Si on tente d’analyser Vincent de Paul avec un schéma prédéterminé, on est surpris de voir combien le personnage nous échappe. On se retrouve en effet face à un homme à la fois doux et énergique ; actif et contemplatif ; intelligent mais peu friand d’élucubrations intellectuelles ; réservé et communicatif ; traditionnel et innovateur ; critique envers le pouvoir mais ayant collaboré avec lui ; flexible et inflexible ; affectif et anti-sentimental ; ironique et sérieux ; homme de prière et de compromis ; idéaliste et réaliste ; prodigue et économe ; méfiant et confiant ; travailleur infatigable qui détestait l’activisme ; voué à Dieu et à ses prochains les plus divers… Et tous ces qualificatifs contradictoires et parfois opposés, se vérifient dans les textes, les anecdotes et ses décisions. En définitive, c’est un homme ouvert à la vie et la vie ne peut pas être systématisée.
Mais tout le monde s’accorde sur un point : Vincent de Paul a été un leader. Si l’on se penche sur sa vie, son expérience, son aventure existentielle, son option fondamentale, le noyau original que l’on appelle son charisme, Vincent de Paul apparaît immédiatement comme un leader. C’est-à-dire comme quelqu’un qui voit plus loin et plus en profondeur, qui ouvre de nouveaux chemins et qui exerce une grande influence sur son entourage.
Ce n’est pas par hasard que, dans son oraison funèbre à la mort de Vincent de Paul, son ami l’évêque de Puy, Mgr. Henri Maupas du Tour, a prononcé cette phrase emblématique et historique : « Cet homme a changé presque totalement le visage de l’Église ». En effet, l’influence et le leadership effectif de Vincent de Paul était patents dans l’Église, dans la société française et au-delà des frontières de France.
Un thème consideré comme acquis
Lorsqu’on aborde ce thème du leadership chez Vincent de Paul, on trouve peu d’études concrètes et spécifiques sur cette facette globale du saint. J’ai l’impression que cette thématique est considérée comme acquise, et que, d’une certaine manière, elle est sous-jacente dans tous les aspects que l’on étudie chez Vincent de Paul. On peut dire que ce thème n’a rien de nouveau ni d’original, qu’il s’agit en quelque sorte d’une couleur spéciale qui imprègne toute sa vie et son œuvre.

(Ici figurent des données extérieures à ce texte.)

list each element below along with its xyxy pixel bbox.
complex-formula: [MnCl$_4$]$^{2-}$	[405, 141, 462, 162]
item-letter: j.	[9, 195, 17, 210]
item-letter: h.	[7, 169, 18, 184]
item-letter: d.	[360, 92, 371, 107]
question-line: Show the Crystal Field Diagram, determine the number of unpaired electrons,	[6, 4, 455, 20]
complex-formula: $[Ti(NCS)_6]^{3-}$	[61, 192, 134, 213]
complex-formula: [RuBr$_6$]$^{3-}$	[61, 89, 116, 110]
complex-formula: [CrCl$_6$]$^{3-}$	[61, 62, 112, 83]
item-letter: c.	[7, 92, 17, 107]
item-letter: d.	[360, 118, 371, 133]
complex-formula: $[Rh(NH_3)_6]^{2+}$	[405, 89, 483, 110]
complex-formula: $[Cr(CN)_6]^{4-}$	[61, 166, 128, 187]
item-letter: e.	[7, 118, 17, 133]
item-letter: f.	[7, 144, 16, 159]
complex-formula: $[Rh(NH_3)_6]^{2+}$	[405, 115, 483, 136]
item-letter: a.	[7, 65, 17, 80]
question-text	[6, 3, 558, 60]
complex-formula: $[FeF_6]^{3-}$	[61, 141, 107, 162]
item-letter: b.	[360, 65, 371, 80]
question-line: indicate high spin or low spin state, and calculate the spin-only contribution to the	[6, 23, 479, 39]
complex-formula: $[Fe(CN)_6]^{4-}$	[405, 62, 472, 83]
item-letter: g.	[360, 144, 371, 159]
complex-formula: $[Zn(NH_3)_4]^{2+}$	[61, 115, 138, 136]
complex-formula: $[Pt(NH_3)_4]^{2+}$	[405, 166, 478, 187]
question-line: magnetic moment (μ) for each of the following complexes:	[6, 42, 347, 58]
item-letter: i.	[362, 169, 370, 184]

On a dit et répété que Vincent de Paul était en avance sur son temps et la société de l’époque, en tout ce qui concerne le service aux pauvres et la lutte pour la dignité des exclus et des marginaux ; que les institutions qu’il a fondées sont frappées du sceau unique de l’originalité. On dit qu’il est une interpellation permanente pour ses disciples, par son audace et sa créativité pour ouvrir de nouveaux chemins afin de changer les structures injustes et exclusives d’un ordre religieux, social, politique et économique fermé sur son propre égoïsme oppresseur ; que sa vision de l’économie, de l’organisation et de la planification en faveur des pauvres est un modèle inclusif pour ce siècle que nous vivons.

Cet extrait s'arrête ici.